Jueves de la séptima semana de Pascua

Hch 22, 30; 23, 6-11
Sal 15
Jn 17, 20-26



     La misión de todo el que cree en Jesucristo es dar testimonio de su resurrección. Habrá quien lo acepte de buena gana, como quien lo rechace enardecidamente. Por ello, es necesario un auténtico compromiso con el Señor para poder ser testigos, como San Pablo. Animémonos a vivir nuestra unión con Cristo, ya que a partir de esa experiencia de amor podemos ser colaboradores de su salvación.

     El Salmo nos ha dicho algo hermoso: “Dios es nuestro Padre, la parte que me ha tocado en herencia”. ¿Habrá algo mejor que esto? No lo creo. Nuestra vida está en sus manos. El Señor no permitirá que suframos corrupción, ya que, desde la Resurrección de Cristo, nuestra existencia a cobrado una nueva esperanza: gozar junto con Él de la gloria eterna que nos ha preparado. Por ello, debemos de aprender a caminar con fidelidad por el camino que Cristo nos ha enseñado.

     Ahora bien, en el Evangelio que hoy hemos meditado, nos percatamos que sólo por Cristo podemos llegar a la unidad perfecta con Dios: “Nadie conoce al Padre, sino el Hijo y aquel a quien el Hijo se lo quiera revelar” (Jn 1, 18). Jesús nos ha dado a conocer al padre no sólo con sus palabras, sino con su propia vida. De esa manera, no sólo hemos oído hablar de Dios, sino que lo podemos experimentar en carne propia.

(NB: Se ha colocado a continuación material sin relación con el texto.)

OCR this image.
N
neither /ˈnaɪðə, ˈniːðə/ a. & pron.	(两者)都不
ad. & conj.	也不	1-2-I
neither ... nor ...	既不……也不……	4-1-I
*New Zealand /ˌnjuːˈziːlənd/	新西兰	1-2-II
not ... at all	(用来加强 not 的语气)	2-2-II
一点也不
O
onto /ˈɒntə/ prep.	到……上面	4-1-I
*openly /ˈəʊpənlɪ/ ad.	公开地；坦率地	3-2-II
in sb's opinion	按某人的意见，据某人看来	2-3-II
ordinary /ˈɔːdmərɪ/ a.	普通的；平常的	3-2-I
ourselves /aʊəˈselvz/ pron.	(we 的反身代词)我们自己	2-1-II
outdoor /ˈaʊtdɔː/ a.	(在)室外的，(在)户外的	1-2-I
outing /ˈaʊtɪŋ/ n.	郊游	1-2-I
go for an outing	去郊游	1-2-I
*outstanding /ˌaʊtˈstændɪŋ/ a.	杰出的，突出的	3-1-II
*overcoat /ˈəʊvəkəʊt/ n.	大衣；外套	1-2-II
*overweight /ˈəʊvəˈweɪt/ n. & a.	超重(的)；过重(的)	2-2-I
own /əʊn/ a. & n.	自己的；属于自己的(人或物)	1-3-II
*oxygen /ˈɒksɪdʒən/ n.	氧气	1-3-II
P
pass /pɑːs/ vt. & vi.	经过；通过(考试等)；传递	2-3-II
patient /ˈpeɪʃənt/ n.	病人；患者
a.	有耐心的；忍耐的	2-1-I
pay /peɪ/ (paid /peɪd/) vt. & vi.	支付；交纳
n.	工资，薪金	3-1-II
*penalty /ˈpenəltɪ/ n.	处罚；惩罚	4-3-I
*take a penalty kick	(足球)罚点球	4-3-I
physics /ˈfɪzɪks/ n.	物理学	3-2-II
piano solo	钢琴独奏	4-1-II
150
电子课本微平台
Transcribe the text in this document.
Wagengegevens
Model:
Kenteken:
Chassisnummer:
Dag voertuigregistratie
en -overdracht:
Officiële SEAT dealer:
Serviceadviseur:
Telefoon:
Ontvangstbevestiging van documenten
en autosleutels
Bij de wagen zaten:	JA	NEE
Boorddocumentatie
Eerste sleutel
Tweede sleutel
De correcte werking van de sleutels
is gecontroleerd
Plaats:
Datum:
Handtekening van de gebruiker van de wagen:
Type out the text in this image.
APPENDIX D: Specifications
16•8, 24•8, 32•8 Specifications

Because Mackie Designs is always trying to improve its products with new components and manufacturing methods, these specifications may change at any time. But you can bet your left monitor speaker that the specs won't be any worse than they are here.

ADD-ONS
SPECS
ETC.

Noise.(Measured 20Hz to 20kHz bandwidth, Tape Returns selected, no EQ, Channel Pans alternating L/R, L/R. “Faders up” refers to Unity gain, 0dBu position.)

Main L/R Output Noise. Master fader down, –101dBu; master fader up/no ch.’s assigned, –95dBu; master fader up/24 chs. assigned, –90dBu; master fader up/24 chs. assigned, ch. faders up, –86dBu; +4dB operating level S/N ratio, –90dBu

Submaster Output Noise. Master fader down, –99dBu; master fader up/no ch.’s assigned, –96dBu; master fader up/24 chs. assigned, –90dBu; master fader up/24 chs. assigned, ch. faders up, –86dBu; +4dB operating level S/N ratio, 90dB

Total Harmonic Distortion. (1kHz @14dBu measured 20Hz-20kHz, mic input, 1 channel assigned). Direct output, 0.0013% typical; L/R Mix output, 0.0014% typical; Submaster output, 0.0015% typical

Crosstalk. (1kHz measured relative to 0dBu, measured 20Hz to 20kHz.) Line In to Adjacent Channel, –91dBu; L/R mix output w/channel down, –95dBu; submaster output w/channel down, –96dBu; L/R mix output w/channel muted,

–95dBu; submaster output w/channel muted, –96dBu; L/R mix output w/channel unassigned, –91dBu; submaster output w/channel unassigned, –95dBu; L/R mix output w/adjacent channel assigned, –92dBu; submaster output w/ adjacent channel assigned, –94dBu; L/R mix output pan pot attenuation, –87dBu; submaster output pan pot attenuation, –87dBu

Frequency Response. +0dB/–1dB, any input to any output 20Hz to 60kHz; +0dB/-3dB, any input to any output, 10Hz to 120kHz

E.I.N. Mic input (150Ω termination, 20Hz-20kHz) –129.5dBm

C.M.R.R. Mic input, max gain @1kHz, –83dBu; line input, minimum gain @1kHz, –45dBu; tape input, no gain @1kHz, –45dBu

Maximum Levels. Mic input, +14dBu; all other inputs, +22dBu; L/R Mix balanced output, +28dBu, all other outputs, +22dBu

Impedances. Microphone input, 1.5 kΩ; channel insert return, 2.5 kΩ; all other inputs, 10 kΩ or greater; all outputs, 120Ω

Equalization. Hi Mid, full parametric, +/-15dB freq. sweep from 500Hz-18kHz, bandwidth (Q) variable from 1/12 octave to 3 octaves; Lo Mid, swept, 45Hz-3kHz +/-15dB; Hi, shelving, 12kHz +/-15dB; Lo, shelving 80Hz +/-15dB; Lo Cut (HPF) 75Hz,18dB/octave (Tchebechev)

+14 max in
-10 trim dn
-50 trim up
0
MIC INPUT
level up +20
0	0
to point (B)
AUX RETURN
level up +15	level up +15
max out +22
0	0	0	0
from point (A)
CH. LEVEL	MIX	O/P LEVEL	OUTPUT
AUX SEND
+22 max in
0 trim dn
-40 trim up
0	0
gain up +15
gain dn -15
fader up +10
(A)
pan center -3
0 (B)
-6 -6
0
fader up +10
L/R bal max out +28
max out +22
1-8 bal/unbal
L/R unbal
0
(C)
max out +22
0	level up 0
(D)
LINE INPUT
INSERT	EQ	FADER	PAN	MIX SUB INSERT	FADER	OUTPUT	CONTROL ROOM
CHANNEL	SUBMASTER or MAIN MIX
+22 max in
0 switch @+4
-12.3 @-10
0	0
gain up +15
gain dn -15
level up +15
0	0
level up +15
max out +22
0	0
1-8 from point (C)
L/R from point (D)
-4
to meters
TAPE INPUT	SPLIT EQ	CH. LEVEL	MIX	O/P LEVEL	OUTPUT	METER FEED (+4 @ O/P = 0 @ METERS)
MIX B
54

     La Eucaristía es el Misterio Pascual de Cristo, siendo así el signo más grande que Cristo nos ha confiado. Por ello nos congregamos a celebrar nuestra fe, para ser unidad, para vivir como testigos suyos en medio de las actividades cotidianas de nuestra vida.

     Si estamos en plena comunión con Jesús, sus palabras nos santificaran en la verdad y así podremos proclamar que Él es el Señor, no desde nuestro conocimiento, sino bajo la inspiración del Espíritu Santo que ha sido infundido en mí por medio de los Sacramentos.

     Quien ha experimentado el amor de Dios, debe de buscar la unidad en la misma fe: no como una imposición, sino como una consecuencia al sentir dentro de nosotros la presencia de un mismo Espíritu. Pero ¿qué sucedería si en medio de los creyentes hay divisiones? ¿Las personas seguirían sus huellas? Donde hay desunión y discordia, es difícil poder reconocer la presencia de Dios en la comunidad cristiana.

     Recordemos el espíritu que caracterizaba a la primera comunidad: “todos tenían un solo corazón” (Hch 4, 32). Qué triste es encontrarnos con comunidades que murmuran de otros, que atacan al que se ha equivocado, que hay envidias y rivalidades entre ellos. Con una actitud así: ¿cómo se puede descubrir la presencia de Dios que busca unir?

     Que el Señor nos conceda la gracia de sabernos respetar y amar como hermanos, pues es por medio de la unidad que el mundo creerá que estamos en Cristo. Entonces será nuestra la herencia que Dios ha prometido a todos aquellos que lo aman.